I love the tart, bright flavors of tamarind. Found in cuisines throughout the world, it's a perfect ingredient when you want to add a fresh "zing" to a dish, giving it a nice jolt of flavor. The photo above is from a recipe for salmon skewers with tamarind sauce, adapted from a recipe by Marcus Samuelsson and a favorite go-to dish when I'm grilling on a summer evening.
The flavor is magical, but tamarind can come across as a difficult ingredient if you've never used it. While seedless pulp is available at many markets, it's commonly found packaged in blocks -- the pulp (or paste) is often packaged with bits of seed and solids which need to be strained before the pulp can be used.
But the method is simple:
I take a block of tamarind (14 ounces), place it in a large bowl and soak it in about 2 cups of really hot water. The hot water helps to loosen the block. Set it aside for about 15 to 20 minutes until the block is softened and the water is cool enough to handle. Work the block with your fingers, breaking up the block and massaging the pulp to dislodge the solids. Run the pulp through a strainer, discard the solids, then cover and refrigerate the pulp until needed. This makes a generous cup of seedless pulp (amounts can vary by brand and amount of solids packed with the block), which should keep for a good week in the refrigerator.

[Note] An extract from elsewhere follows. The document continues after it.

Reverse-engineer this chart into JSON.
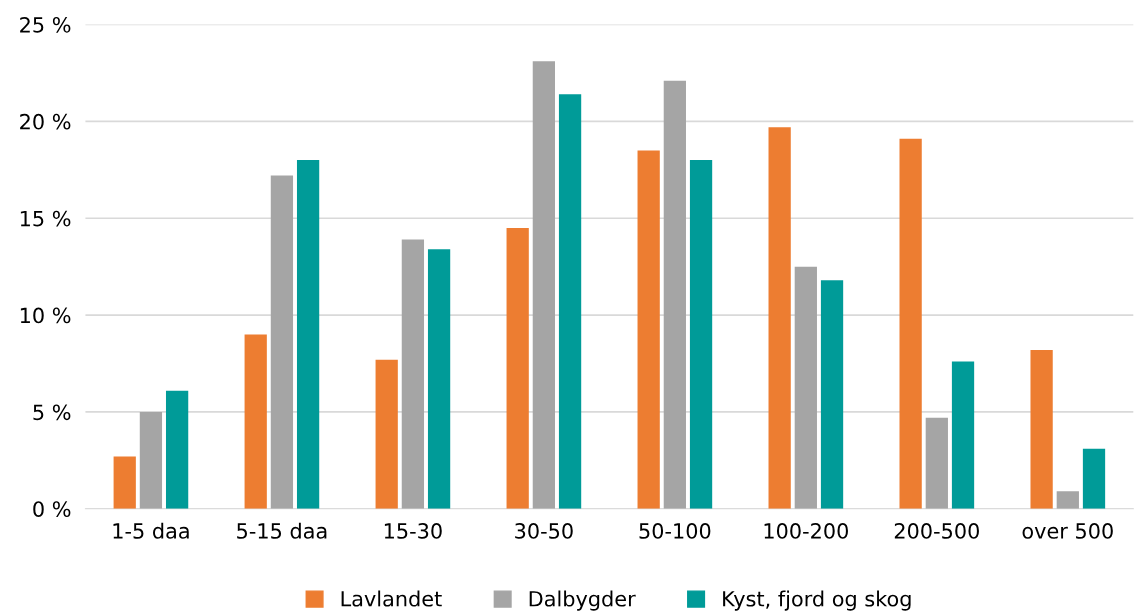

You can increase or decrease the amount of water for soaking depending on how strong you want the finished product.
Depending on the recipe, you might also want to make tamarind liquid. We ran a recipe, along with a great story on the many uses for tamarind, a few years ago. The recipe for the liquid follows this post.
If you have any kitchen tips or questions you'd like me to explore, leave a comment below or email me at firstname.lastname@example.org.
-- Noelle Carter
Photo: Salmon skewers with tamarind sauce. Credit: Wally Skalij / Los Angeles Times
Total time: 1 hour
Servings: Makes about 3 cups
Note: Tamarind paste is a packaged block of pulp (typically 14 ounces, various brands). It's available at 99 Ranch Market stores, Indian and other Southeast Asian markets, Middle Eastern markets and Filipino markets.
1 block tamarind paste
1. Gently simmer the tamarind pulp in 4 cups water for 10 minutes. Remove from the heat, cover and let sit for 30 minutes.
2. Press the softened pulp through a sieve, breaking up the pulp and, if necessary, pouring some already-strained liquid through a second or third time to loosen the pulp enough to extract all the liquid. Discard the solids. You should have about 3 cups. Refrigerate tamarind liquid for up to a week or measure it into ice-cube trays and freeze for convenient future use.